If Henry Williamson has come slowly into our focus it is our fault, and American readers will be the poorer if they do not make amends. Mr. Galsworthy remarked his genius three years ago. In 1928 Williamson’s novel, Tarku the Otter, His Joyful Waterlife and Death in the Country of the Two Rivers, was awarded the Hawthornden Prize, and this year The Pathway, a novel on which he has been engaged for four years, seems destined to receive the hearing that has long been owing him.
The Pathway is laid in Devon, the country where, since tlie Armistice, Williamson has dwelt in a hermit’s stronghold — a single-room cottage on the edge of the moors. That at least was where his mail was delivered; according to rumor, he passed both days and nights on the, I Devon coast and moorlands in intimacy with the oldest of English inhabitants. His knowledge of birds and beasts, of trees and stars and flowers, might have been inherited from W. H. Hudson: not only is it sensitive and acute, but—as The Pathway bears ample evidence,— it can be fluently expressed.
The story has to do with a modern Shelley and his influence upon each member of a large country family. The Shelley — his name is Maddison and he can be suspected of having much in common with the author — is ‘a creature of light,’ a mystic, erratic and profound in his approach to the business of life. And, like Shelley, his contradiction of the established order brings suffering to himself and those who love him, though the memory of his freedom and eloquence may endure. It is the tragic story of the prophet without honor in his own country.
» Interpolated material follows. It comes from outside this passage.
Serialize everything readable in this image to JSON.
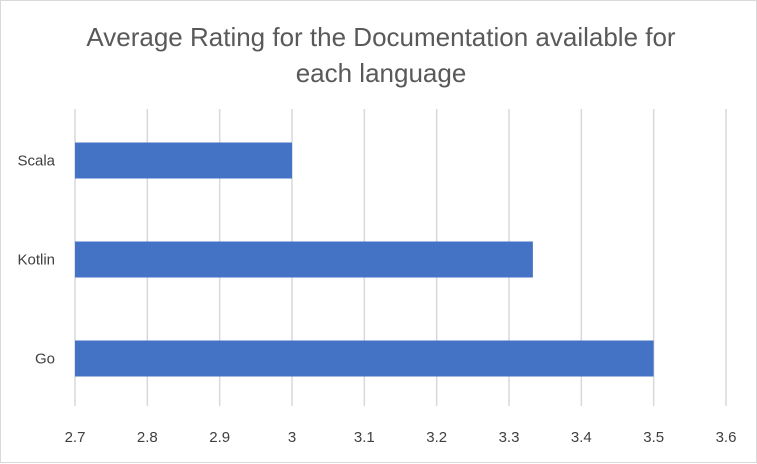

Such faults as there are — a tendency to overwrite his descriptions, a carelessness in defining the character relations, a little too much insistence on idealizing, — these are far more than counterbalanced by the fine modeling of the individuals, the breadth and tenderness of his creature-lore, and by the beauty of a vocabulary derived, like the huntsman’s, from the earth, but so much more varied and sensitive.